Food contact surfaces, the cutting boards, prep tables, and utensils that touch every dish that leaves the kitchen, were not properly cleaned or sanitized. That finding creates a direct bacterial transfer route from surface to plate.
Inspectors also found no allergen awareness demonstrated by staff. Food allergies affect an estimated 32 million Americans, and allergic reactions send roughly 30,000 people to emergency rooms each year. A seafood restaurant with no demonstrable allergen protocols is a specific and acute risk for that population.
The restaurant also lacked a consumer advisory for raw or undercooked items on the menu, meaning customers who are pregnant, elderly, immunocompromised, or very young had no notice that certain dishes carried elevated risk.
Two intermediate violations rounded out the report: single-use items being reused, and inadequate ventilation and lighting in the kitchen.
What These Violations Mean
The food-from-unapproved-sources violation is the one that removes the safety net entirely. When food arrives through uninspected channels, there is no traceability if a customer gets sick. An outbreak investigation requires knowing where the food came from. Without that chain of custody, inspectors cannot pull the source, cannot issue a recall, and cannot determine how many people were exposed. At a restaurant that serves seafood, where Listeria and other pathogens are a documented risk in improperly sourced product, that gap is not administrative.
The allergen finding compounds the concern. Shells of Melbourne is a seafood chain. Shellfish is among the most common and most severe food allergens. Staff who cannot demonstrate allergen awareness at a shellfish-focused restaurant means a customer asking about ingredients may not get a reliable answer.
The dual chemical violations deserve attention separately from each other. Improperly stored chemicals near food can contaminate a dish without anyone noticing until a customer is already sick. Improperly identified chemicals create a second layer of risk: a staff member reaching for a sanitizer and grabbing something else entirely. Both violations appearing in the same inspection suggests the storage and labeling systems in the kitchen were not functioning.
The reuse of single-use items, gloves, cups, or utensils designed for one contact and then discarded, introduces contamination at the point of food handling. Combined with food contact surfaces that were not properly sanitized, the inspection describes a kitchen where the basic barriers between bacteria and a customer's plate had broken down.
The Longer Record
The May 27 inspection was not an anomaly. State records show 35 inspections on record at this location, with 394 total violations documented across that history.
The most recent prior inspections tell a consistent story.
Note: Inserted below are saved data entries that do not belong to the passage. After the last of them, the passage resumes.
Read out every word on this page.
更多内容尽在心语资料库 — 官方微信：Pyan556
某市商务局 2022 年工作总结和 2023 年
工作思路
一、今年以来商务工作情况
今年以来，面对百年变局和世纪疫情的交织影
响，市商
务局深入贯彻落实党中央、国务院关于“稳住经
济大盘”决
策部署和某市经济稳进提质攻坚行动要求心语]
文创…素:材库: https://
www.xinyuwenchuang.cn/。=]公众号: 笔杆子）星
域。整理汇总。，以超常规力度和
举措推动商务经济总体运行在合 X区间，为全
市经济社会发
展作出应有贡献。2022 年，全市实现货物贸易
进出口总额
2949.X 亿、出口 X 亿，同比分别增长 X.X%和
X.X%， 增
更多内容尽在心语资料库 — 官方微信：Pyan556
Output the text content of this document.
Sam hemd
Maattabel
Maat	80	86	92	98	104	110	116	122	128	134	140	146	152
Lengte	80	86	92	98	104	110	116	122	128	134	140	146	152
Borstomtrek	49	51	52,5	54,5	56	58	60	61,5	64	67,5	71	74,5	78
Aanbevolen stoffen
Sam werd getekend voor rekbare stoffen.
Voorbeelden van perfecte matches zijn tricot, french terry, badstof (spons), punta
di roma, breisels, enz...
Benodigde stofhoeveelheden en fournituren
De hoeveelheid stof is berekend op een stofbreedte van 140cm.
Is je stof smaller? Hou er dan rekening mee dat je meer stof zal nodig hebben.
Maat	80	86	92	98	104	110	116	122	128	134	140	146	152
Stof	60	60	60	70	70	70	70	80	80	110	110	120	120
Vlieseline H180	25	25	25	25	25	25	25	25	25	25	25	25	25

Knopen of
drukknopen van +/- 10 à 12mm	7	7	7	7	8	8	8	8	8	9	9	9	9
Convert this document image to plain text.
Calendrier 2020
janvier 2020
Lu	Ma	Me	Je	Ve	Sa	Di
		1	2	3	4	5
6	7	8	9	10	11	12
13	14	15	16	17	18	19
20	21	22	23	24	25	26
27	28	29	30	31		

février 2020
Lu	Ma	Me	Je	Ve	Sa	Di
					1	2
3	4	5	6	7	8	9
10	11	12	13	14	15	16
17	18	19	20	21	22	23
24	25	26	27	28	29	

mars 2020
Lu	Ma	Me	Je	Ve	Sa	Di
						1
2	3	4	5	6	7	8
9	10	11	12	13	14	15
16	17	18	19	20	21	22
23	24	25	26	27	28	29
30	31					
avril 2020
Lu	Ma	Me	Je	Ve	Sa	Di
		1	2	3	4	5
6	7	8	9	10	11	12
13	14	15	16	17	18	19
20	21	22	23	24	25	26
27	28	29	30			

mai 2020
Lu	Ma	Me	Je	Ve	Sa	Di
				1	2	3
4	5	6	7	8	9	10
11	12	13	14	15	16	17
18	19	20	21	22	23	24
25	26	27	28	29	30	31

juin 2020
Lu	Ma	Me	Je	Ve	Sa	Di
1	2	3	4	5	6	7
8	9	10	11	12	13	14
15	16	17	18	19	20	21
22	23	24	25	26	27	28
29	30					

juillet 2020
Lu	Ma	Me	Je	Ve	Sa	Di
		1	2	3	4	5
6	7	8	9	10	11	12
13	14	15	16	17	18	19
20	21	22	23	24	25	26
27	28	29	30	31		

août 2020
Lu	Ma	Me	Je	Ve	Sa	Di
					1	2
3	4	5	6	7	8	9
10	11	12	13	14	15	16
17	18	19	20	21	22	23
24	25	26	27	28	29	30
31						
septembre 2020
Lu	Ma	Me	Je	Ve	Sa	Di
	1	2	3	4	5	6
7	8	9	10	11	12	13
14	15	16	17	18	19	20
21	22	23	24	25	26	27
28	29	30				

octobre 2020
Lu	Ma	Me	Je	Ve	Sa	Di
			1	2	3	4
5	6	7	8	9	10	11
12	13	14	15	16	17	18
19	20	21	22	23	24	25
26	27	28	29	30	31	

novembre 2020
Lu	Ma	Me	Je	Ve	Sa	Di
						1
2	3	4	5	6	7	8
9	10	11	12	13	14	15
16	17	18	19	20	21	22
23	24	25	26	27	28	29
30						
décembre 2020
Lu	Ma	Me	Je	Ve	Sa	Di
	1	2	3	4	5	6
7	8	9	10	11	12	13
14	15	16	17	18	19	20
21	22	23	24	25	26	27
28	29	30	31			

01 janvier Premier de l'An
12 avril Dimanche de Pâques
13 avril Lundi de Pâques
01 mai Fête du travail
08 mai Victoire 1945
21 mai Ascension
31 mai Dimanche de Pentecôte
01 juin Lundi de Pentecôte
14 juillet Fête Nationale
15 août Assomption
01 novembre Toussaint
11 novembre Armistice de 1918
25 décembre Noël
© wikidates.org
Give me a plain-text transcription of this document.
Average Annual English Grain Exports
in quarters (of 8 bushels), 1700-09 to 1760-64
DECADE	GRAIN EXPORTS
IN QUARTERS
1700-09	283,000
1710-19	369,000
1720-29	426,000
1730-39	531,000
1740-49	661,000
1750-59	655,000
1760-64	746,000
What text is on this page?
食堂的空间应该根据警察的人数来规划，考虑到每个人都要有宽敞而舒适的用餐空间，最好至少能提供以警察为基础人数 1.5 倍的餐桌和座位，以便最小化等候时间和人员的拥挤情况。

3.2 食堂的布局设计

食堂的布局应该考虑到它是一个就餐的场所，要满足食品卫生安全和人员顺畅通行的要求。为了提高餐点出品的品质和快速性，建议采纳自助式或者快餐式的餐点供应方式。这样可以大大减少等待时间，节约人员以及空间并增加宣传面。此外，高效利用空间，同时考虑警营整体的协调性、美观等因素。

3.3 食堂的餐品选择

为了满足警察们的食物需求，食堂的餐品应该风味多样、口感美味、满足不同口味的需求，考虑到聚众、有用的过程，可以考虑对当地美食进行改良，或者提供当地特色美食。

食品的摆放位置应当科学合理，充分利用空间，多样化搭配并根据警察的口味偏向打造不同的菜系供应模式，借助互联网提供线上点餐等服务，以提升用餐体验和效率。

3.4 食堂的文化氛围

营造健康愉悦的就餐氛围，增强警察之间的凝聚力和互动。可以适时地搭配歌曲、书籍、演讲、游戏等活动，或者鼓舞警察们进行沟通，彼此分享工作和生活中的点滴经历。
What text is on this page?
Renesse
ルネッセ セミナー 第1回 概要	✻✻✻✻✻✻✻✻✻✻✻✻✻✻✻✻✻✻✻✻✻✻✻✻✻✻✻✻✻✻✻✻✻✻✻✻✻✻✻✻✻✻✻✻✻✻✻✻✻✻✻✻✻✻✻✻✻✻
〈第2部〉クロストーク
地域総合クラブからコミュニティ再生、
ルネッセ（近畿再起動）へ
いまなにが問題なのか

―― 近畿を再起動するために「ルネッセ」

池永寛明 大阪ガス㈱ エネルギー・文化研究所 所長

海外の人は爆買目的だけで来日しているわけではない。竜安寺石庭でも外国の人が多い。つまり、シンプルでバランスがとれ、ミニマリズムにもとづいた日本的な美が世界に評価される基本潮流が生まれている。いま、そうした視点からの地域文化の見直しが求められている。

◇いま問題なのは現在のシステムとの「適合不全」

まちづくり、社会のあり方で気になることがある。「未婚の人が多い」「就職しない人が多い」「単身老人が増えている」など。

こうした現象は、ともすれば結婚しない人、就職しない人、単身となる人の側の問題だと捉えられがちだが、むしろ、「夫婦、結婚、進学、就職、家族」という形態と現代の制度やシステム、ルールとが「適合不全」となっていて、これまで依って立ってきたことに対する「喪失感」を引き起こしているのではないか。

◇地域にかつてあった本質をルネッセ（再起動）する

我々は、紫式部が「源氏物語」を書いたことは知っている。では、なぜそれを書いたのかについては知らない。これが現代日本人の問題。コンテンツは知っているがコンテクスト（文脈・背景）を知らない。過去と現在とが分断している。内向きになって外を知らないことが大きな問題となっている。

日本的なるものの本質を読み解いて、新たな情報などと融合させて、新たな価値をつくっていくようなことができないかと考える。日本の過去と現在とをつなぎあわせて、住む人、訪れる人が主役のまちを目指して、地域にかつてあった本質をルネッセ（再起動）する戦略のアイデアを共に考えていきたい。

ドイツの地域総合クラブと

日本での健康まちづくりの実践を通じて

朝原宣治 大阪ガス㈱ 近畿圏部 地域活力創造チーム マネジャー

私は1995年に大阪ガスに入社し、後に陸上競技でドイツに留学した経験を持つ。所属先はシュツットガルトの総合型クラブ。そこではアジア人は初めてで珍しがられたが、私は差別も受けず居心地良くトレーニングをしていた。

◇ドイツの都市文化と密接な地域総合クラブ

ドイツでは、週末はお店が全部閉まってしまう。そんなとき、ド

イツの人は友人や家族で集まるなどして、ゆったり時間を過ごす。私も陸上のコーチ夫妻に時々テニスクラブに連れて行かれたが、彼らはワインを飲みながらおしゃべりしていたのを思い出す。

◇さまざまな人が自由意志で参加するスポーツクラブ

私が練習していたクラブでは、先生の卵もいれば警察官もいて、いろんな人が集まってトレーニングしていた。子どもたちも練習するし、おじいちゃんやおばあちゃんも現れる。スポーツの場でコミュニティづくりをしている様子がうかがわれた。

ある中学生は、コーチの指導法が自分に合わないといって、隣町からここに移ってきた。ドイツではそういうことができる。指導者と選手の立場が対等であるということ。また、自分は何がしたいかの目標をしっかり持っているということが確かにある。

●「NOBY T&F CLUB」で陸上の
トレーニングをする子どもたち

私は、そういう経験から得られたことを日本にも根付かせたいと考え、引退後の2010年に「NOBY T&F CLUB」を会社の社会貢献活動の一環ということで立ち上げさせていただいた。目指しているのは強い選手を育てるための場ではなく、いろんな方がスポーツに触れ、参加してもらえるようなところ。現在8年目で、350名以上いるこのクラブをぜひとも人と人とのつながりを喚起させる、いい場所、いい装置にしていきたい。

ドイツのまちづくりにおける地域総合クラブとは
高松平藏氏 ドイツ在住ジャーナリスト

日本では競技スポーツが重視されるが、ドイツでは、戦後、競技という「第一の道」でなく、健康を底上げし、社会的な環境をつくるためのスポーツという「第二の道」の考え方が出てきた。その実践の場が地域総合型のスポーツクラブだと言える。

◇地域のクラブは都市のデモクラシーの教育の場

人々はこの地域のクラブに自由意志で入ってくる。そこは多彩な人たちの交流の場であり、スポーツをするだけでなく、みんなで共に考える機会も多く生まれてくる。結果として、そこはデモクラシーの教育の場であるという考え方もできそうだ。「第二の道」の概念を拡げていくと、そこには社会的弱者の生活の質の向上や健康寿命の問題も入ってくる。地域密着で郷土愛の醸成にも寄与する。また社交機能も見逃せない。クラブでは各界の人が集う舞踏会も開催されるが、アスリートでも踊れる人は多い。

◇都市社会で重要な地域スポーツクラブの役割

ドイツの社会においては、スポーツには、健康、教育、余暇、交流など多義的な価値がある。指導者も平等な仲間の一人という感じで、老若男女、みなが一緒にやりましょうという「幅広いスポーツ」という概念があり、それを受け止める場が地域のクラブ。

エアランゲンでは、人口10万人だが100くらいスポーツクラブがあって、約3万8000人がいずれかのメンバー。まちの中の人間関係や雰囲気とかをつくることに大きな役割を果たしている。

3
A January 2026 visit found four high-severity and two intermediate violations. Before that, the fall of 2025 produced a run of inspections that included a three-day stretch in late September and early October when inspectors returned multiple times. The September 30 visit alone produced 10 high-severity and 8 intermediate violations, the worst single-inspection result in the recent record.
That stretch ended with an emergency closure on October 1, 2025, for fly activity. The restaurant was allowed to reopen the following day.
The October 2024 inspection found six high-severity and three intermediate violations, a number that matches exactly what inspectors documented again in May 2026. The categories have shifted across visits, but the volume of serious findings has not.
Open for Business
State inspectors documented six high-severity violations at Shells of Melbourne on May 27 and left the restaurant open.
Those violations included food of unknown origin, two separate chemical hazards, unsanitized food contact surfaces, no allergen training, and no raw-food advisory for customers. The facility had been emergency-closed eight months earlier and had accumulated 394 violations across 35 inspections in its recorded history.
Customers who ate at the West New Haven Avenue location that day had no notice that any of this had been found.